01/02/2026
Important lessons from Robert Sapolsky on the role of testosterone. Decades of research indicates that testosterone doesn't create aggression but often rises when faced with competition and in response to status threats-which then can result in aggression. Sapolsky notes research that shows how monkeys reaffirm their given status in their group after testosterone administration. But what happens when status is defined by kindness or being fair and just? It turns out that testosterone amplifies these characteristics...
"If you’re a Siamese fighting fish or a baboon, you respond to status challenges by fighting. But humans gain status in extraordinarily varied ways — by winning an election, being proclaimed the finest haiku writer of your generation, snagging that Nobel Prize, having Beyoncé’s phone number. Our primate status battles can be highly symbolic.
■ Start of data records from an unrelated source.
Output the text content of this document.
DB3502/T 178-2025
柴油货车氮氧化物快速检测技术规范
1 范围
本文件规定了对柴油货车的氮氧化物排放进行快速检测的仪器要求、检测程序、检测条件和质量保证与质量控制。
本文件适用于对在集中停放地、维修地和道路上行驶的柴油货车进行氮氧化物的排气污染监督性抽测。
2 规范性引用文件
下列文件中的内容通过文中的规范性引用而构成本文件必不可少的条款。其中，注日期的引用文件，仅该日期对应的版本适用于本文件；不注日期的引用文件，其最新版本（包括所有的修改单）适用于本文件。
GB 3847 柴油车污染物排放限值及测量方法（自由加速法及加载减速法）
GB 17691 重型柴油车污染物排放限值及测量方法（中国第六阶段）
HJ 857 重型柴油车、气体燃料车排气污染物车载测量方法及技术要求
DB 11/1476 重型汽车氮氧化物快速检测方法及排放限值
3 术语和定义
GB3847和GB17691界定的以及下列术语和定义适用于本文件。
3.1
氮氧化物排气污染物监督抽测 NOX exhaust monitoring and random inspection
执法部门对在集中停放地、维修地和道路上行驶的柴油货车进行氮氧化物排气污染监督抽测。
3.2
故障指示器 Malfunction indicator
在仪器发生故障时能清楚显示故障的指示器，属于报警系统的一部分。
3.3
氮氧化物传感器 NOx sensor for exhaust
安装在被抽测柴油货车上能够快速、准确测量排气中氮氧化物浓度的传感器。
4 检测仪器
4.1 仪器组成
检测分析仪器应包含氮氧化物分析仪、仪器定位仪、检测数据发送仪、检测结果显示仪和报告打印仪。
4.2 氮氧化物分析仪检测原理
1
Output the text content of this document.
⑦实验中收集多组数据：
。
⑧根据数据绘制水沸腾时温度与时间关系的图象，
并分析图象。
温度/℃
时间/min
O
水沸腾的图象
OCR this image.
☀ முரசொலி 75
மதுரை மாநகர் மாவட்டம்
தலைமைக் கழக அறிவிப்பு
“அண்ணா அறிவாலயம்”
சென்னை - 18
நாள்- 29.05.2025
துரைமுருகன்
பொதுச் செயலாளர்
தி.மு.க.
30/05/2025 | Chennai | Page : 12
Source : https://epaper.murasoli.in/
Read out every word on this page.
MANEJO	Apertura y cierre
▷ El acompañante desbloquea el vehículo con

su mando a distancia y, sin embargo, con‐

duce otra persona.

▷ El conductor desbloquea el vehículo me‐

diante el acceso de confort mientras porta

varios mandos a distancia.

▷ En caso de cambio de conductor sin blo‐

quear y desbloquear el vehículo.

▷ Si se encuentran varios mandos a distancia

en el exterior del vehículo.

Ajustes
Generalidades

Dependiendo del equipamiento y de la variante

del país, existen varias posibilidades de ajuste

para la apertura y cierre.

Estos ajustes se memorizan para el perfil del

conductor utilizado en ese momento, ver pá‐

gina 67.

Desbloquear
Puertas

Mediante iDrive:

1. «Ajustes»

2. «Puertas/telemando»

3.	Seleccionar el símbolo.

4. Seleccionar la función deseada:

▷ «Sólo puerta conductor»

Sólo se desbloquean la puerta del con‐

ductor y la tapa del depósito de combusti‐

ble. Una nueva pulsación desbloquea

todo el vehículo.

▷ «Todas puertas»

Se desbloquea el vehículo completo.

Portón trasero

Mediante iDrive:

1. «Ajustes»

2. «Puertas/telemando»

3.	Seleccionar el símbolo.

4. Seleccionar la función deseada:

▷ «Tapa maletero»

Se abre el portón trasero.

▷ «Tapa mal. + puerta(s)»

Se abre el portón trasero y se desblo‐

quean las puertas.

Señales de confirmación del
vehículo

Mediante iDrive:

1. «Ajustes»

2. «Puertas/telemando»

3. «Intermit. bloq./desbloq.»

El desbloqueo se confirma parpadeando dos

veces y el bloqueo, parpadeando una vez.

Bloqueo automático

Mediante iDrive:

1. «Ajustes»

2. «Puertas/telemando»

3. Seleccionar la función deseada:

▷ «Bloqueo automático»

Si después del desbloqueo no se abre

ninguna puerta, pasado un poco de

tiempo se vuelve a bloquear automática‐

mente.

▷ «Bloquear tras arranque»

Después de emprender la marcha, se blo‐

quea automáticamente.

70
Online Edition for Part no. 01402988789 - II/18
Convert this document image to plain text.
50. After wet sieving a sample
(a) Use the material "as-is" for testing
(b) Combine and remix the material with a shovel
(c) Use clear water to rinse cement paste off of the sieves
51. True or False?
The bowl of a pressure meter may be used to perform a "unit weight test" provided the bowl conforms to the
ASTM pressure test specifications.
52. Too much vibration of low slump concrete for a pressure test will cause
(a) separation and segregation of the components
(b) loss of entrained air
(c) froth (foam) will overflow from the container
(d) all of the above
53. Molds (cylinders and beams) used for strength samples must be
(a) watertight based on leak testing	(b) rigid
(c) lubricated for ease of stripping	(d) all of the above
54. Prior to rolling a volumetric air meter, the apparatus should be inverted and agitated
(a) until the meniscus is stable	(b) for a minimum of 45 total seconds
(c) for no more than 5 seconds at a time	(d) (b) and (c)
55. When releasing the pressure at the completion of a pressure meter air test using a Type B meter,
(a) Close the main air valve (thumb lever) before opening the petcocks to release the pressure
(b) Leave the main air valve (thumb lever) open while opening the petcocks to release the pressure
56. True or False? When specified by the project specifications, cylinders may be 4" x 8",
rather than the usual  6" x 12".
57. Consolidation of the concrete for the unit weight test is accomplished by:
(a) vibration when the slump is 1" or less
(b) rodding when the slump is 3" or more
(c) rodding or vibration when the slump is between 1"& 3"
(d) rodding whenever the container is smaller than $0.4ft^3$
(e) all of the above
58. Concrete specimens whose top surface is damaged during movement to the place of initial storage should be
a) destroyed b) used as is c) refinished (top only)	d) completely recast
A tennis or chess tournament, for example, provokes a status-protecting rise in testosterone secretion, even if the loser is not destined to be a co**se picked over by hyenas.
This raises an intriguing possibility: What would testosterone do in a situation where status comes from being kind? In pioneering work at the University of Zurich by Christoph Eisenegger, female volunteers played an economic game in which reputation with other players depended on making fair offers. Remarkably, fairness of game play was enhanced in subjects administered testosterone (without, of course, the subjects knowing whether they were receiving the hormone or a placebo). Other studies showed that testosterone even decreased lying in men in games in which their cheating was undetectable. This is probably because the temptation to lie in these settings constituted a challenge to the high moral status that subjects valued in themselves, with that valuation strengthened by testosterone.
What does this tell us? If society is riddled with aggression, don’t blame testosterone; blame us for being too prone to dole out status for aggression."
Testosterone neither ensures dominance nor acts as a straightforward trigger for aggression.